Have the recent interest rate hikes started to slow down the residential construction trends? In April, building permits fell 3.2% compared to March, but permits were still 3.1% higher than last year. As for construction that’s now underway, there were 1.72 million housing starts in April (single-family and multi-family combined), down slightly from March at 0.2% but still 14.6% higher than the prior year. Within this overall number, single-family housing starts decreased 7.3% month over month, while multi-family homes such as apartment buildings and condos increased 16.8%.
“Today’s housing starts report is more evidence that the single-family market is slowing,” said NAHB Chief Economist Robert Dietz. “While single-family starts are up 4.1% on a year-to-date basis, we’re expecting flat conditions for the year and a decline in 2023, as housing affordability challenges in the form of higher mortgage rates and construction costs continues to worsen housing affordability conditions.”
Additionally, new home buyers who signed contracts in 2021 face tough financial decisions as the interest rates have nearly doubled from the time they entered into their new home contract, according to the Wall Street Journal.
While housing starts are often correlated with flatbed demand, so too are big box home improvement stores.
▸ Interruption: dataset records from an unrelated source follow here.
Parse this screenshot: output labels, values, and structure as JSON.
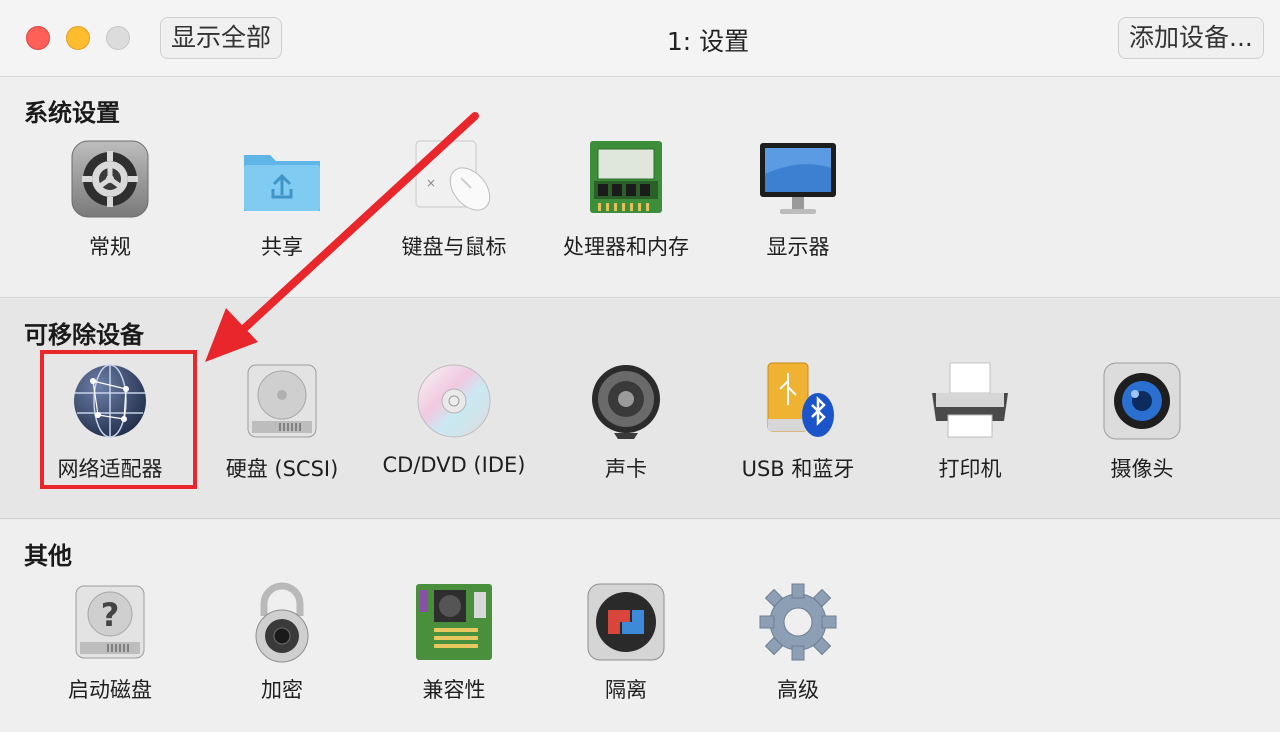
{
  "window": {
    "title": "1: 设置",
    "show_all_label": "显示全部",
    "add_device_label": "添加设备..."
  },
  "sections": {
    "system": {
      "title": "系统设置",
      "items": [
        "常规",
        "共享",
        "键盘与鼠标",
        "处理器和内存",
        "显示器"
      ]
    },
    "removable": {
      "title": "可移除设备",
      "items": [
        "网络适配器",
        "硬盘 (SCSI)",
        "CD/DVD (IDE)",
        "声卡",
        "USB 和蓝牙",
        "打印机",
        "摄像头"
      ]
    },
    "other": {
      "title": "其他",
      "items": [
        "启动磁盘",
        "加密",
        "兼容性",
        "隔离",
        "高级"
      ]
    }
  },
  "icons": {
    "system": [
      "gear-icon",
      "shared-folder-icon",
      "keyboard-mouse-icon",
      "memory-chip-icon",
      "display-icon"
    ],
    "removable": [
      "network-globe-icon",
      "hard-disk-icon",
      "cd-dvd-icon",
      "speaker-icon",
      "usb-bluetooth-icon",
      "printer-icon",
      "camera-icon"
    ],
    "other": [
      "startup-disk-icon",
      "padlock-icon",
      "motherboard-icon",
      "isolation-icon",
      "advanced-gear-icon"
    ]
  },
  "colors": {
    "annotation_red": "#e8262b",
    "close": "#fe5f57",
    "minimize": "#febc2e",
    "zoom": "#dcdcdc"
  }
}
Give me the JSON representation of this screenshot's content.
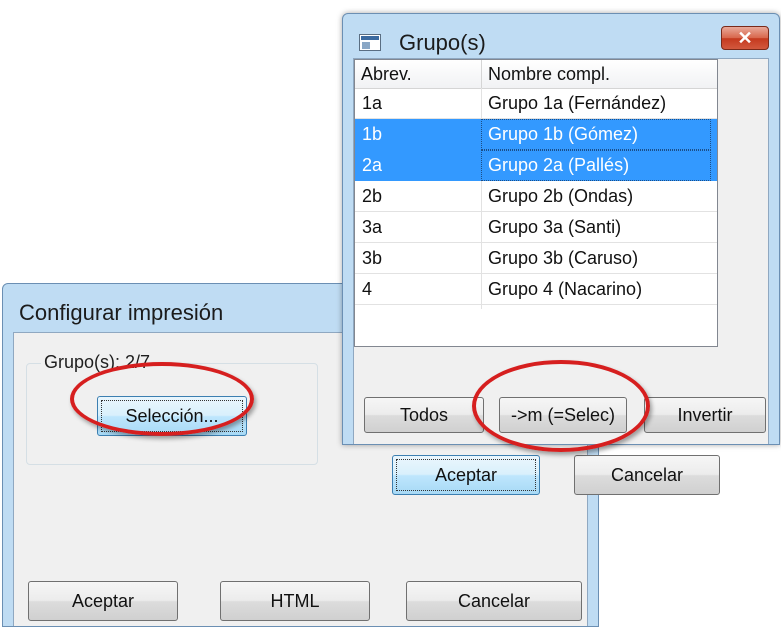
{
  "config_dialog": {
    "title": "Configurar impresión",
    "groups_legend": "Grupo(s): 2/7",
    "selection_button": "Selección...",
    "accept_button": "Aceptar",
    "html_button": "HTML",
    "cancel_button": "Cancelar"
  },
  "groups_dialog": {
    "title": "Grupo(s)",
    "close_glyph": "✕",
    "columns": [
      "Abrev.",
      "Nombre compl."
    ],
    "rows": [
      {
        "abbr": "1a",
        "name": "Grupo 1a (Fernández)",
        "selected": false
      },
      {
        "abbr": "1b",
        "name": "Grupo 1b (Gómez)",
        "selected": true
      },
      {
        "abbr": "2a",
        "name": "Grupo 2a (Pallés)",
        "selected": true
      },
      {
        "abbr": "2b",
        "name": "Grupo 2b (Ondas)",
        "selected": false
      },
      {
        "abbr": "3a",
        "name": "Grupo 3a (Santi)",
        "selected": false
      },
      {
        "abbr": "3b",
        "name": "Grupo 3b (Caruso)",
        "selected": false
      },
      {
        "abbr": "4",
        "name": "Grupo 4 (Nacarino)",
        "selected": false
      }
    ],
    "all_button": "Todos",
    "m_select_button": "->m (=Selec)",
    "invert_button": "Invertir",
    "accept_button": "Aceptar",
    "cancel_button": "Cancelar"
  },
  "colors": {
    "selection": "#3399ff",
    "annotation_ring": "#d61f1f",
    "window_frame": "#bfdcf3"
  }
}
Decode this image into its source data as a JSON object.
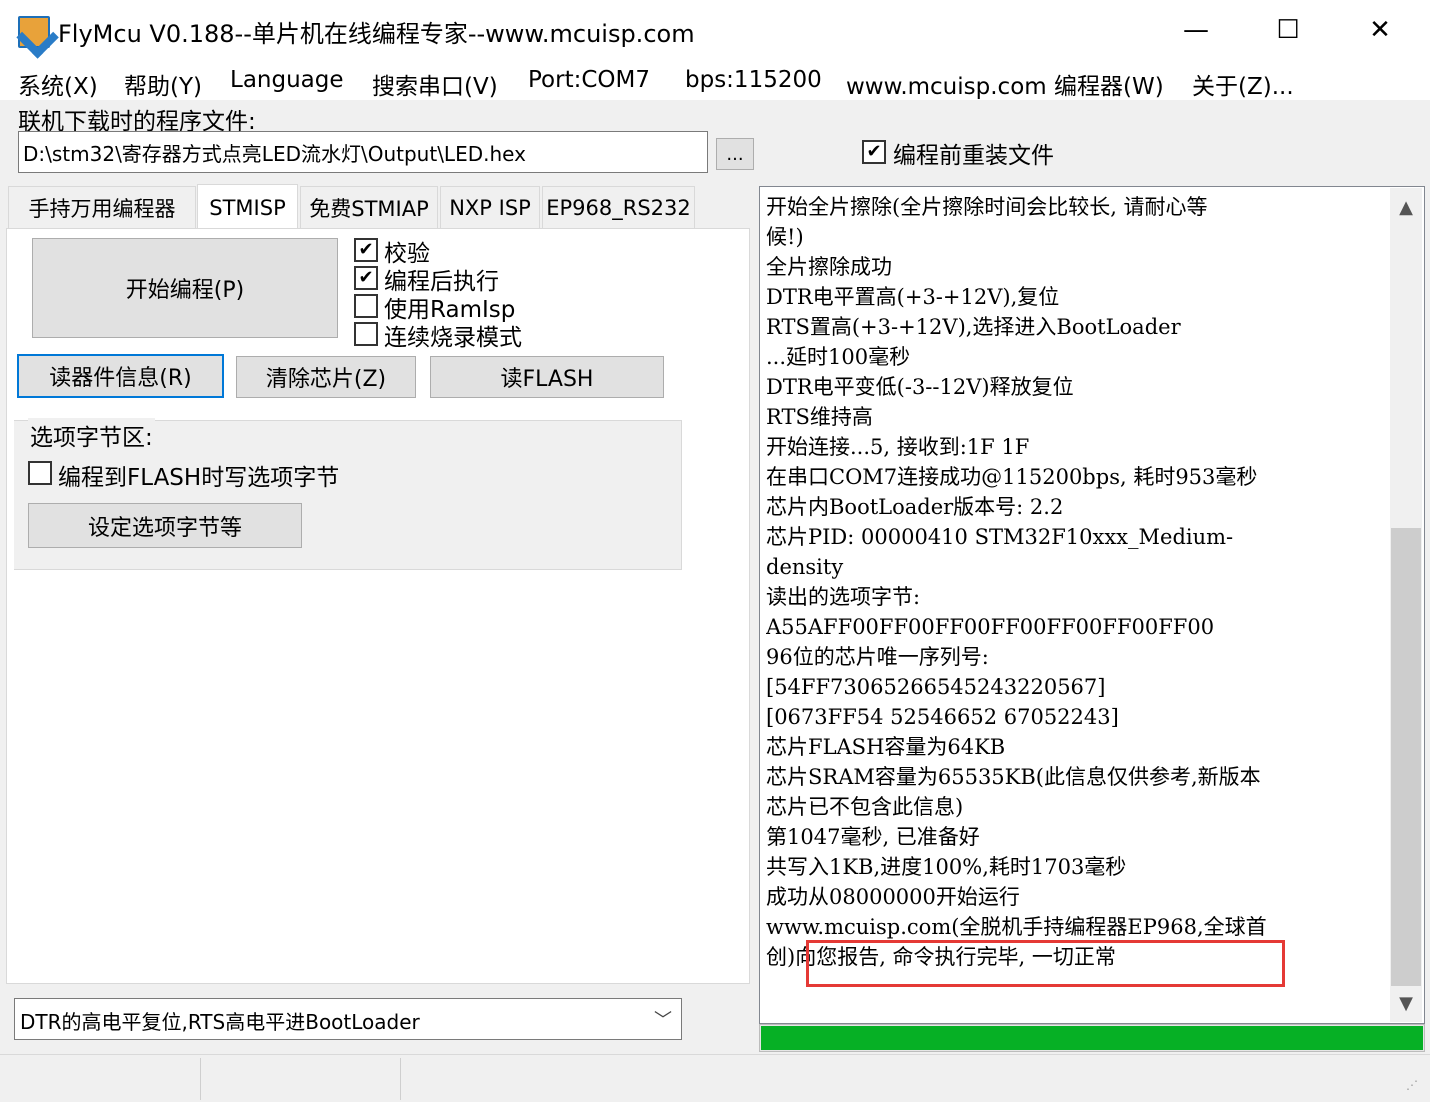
{
  "window": {
    "title": "FlyMcu V0.188--单片机在线编程专家--www.mcuisp.com",
    "minimize_label": "—",
    "maximize_label": "☐",
    "close_label": "✕"
  },
  "menu": {
    "items": [
      "系统(X)",
      "帮助(Y)",
      "Language",
      "搜索串口(V)",
      "Port:COM7",
      "bps:115200",
      "www.mcuisp.com 编程器(W)",
      "关于(Z)..."
    ]
  },
  "file": {
    "label": "联机下载时的程序文件:",
    "path": "D:\\stm32\\寄存器方式点亮LED流水灯\\Output\\LED.hex",
    "browse_label": "...",
    "reload_label": "编程前重装文件",
    "reload_checked": true
  },
  "tabs": {
    "items": [
      "手持万用编程器",
      "STMISP",
      "免费STMIAP",
      "NXP ISP",
      "EP968_RS232"
    ],
    "active": "STMISP"
  },
  "stmisp": {
    "program_button": "开始编程(P)",
    "options": [
      {
        "label": "校验",
        "checked": true
      },
      {
        "label": "编程后执行",
        "checked": true
      },
      {
        "label": "使用RamIsp",
        "checked": false
      },
      {
        "label": "连续烧录模式",
        "checked": false
      }
    ],
    "read_info_button": "读器件信息(R)",
    "erase_button": "清除芯片(Z)",
    "read_flash_button": "读FLASH",
    "option_group_title": "选项字节区:",
    "option_write_label": "编程到FLASH时写选项字节",
    "option_write_checked": false,
    "set_option_button": "设定选项字节等"
  },
  "reset_mode": {
    "selected": "DTR的高电平复位,RTS高电平进BootLoader"
  },
  "log": {
    "lines": [
      "开始全片擦除(全片擦除时间会比较长, 请耐心等",
      "候!)",
      "全片擦除成功",
      "DTR电平置高(+3-+12V),复位",
      "RTS置高(+3-+12V),选择进入BootLoader",
      "...延时100毫秒",
      "DTR电平变低(-3--12V)释放复位",
      "RTS维持高",
      "开始连接...5, 接收到:1F 1F",
      "在串口COM7连接成功@115200bps, 耗时953毫秒",
      "芯片内BootLoader版本号: 2.2",
      "芯片PID: 00000410  STM32F10xxx_Medium-",
      "density",
      "读出的选项字节:",
      "A55AFF00FF00FF00FF00FF00FF00FF00",
      "96位的芯片唯一序列号:",
      "[54FF7306526654524322056​7]",
      "[0673FF54 52546652 67052243]",
      "芯片FLASH容量为64KB",
      "芯片SRAM容量为65535KB(此信息仅供参考,新版本",
      "芯片已不包含此信息)",
      "第1047毫秒, 已准备好",
      "共写入1KB,进度100%,耗时1703毫秒",
      "成功从08000000开始运行",
      "www.mcuisp.com(全脱机手持编程器EP968,全球首",
      "创)向您报告, 命令执行完毕, 一切正常"
    ],
    "scroll_up": "▲",
    "scroll_down": "▼",
    "highlight_color": "#e53935"
  },
  "progress": {
    "value": 1.0,
    "color": "#06b025"
  },
  "combo_arrow": "﹀",
  "grip": "⋰"
}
Home Depot reported sales of $38.9 billion for the first quarter of 2022, an increase of $1.4 billion from the Q1 2021.
“The solid performance in the quarter is even more impressive as we were comparing against last year’s historical growth and faced a slower start to spring this year,” said Ted Decker, Home Depot CEO.
In contrast, Lowe’s sales for Q1 were $23.7 billion compared to $24.4 billion in Q1 2021.
“Our sales this quarter were in line with our expectations, excluding our outdoor seasonal categories that were impacted by unseasonably cold temperatures in April,” commented Marvin R. Ellison, Lowe’s chairman, president, and CEO. “Because 75% of our customer base is DIY, our Q1 sales were disproportionately impacted by the cooler spring temperatures. Now that spring has finally arrived, we are pleased with the improved sales trends we are seeing in May.”
All rates cited below exclude fuel surcharges unless otherwise noted.
Flatbed carriers were in high demand in Los Angeles last week, pushing up outbound spot rates by 28 cents to $2.69/mile after dropping the three weeks prior. The trends were a little more varied on a lane-by-lane basis:
- Loads heading 700-miles northeast to Salt Lake City were down slightly at $3.12/mile, around 15 cents lower than last year
- Loads to Las Vegas are currently averaging $4.16/mile, which is 68 cents higher than the previous year
- Loads to Denver are down to $3.10/mile, 20 cents lower than the same week last year
Flatbed capacity was also tighter in the Southeast. In Miami, flatbed load posts on the DAT network jumped 30% last week, driving up spot rates by 13%. In the Pacific Northwest, spot rates for outbound loads in Seattle were up to an average of $2.64/mile last week..
After plunging the week prior by 18%, flatbed load posts on DAT recovered 8% last week. That’s still 6% lower than the previous year, but 21% higher than when flatbed demand surged in 2018. The International Roadcheck inspection blitz also constrained capacity, with carriers posting 12% fewer trucks last week. As a result, last week’s flatbed load-to-truck ratio bounced back to 70.4, up from 57.6.
After dropping for five weeks, flatbed rates reversed course last week. The national average rose 1 cent to a line haul rate of $2.61/mile. Flatbed spot rates are still 10 cents lower than the previous year but still 10% higher than in 2018.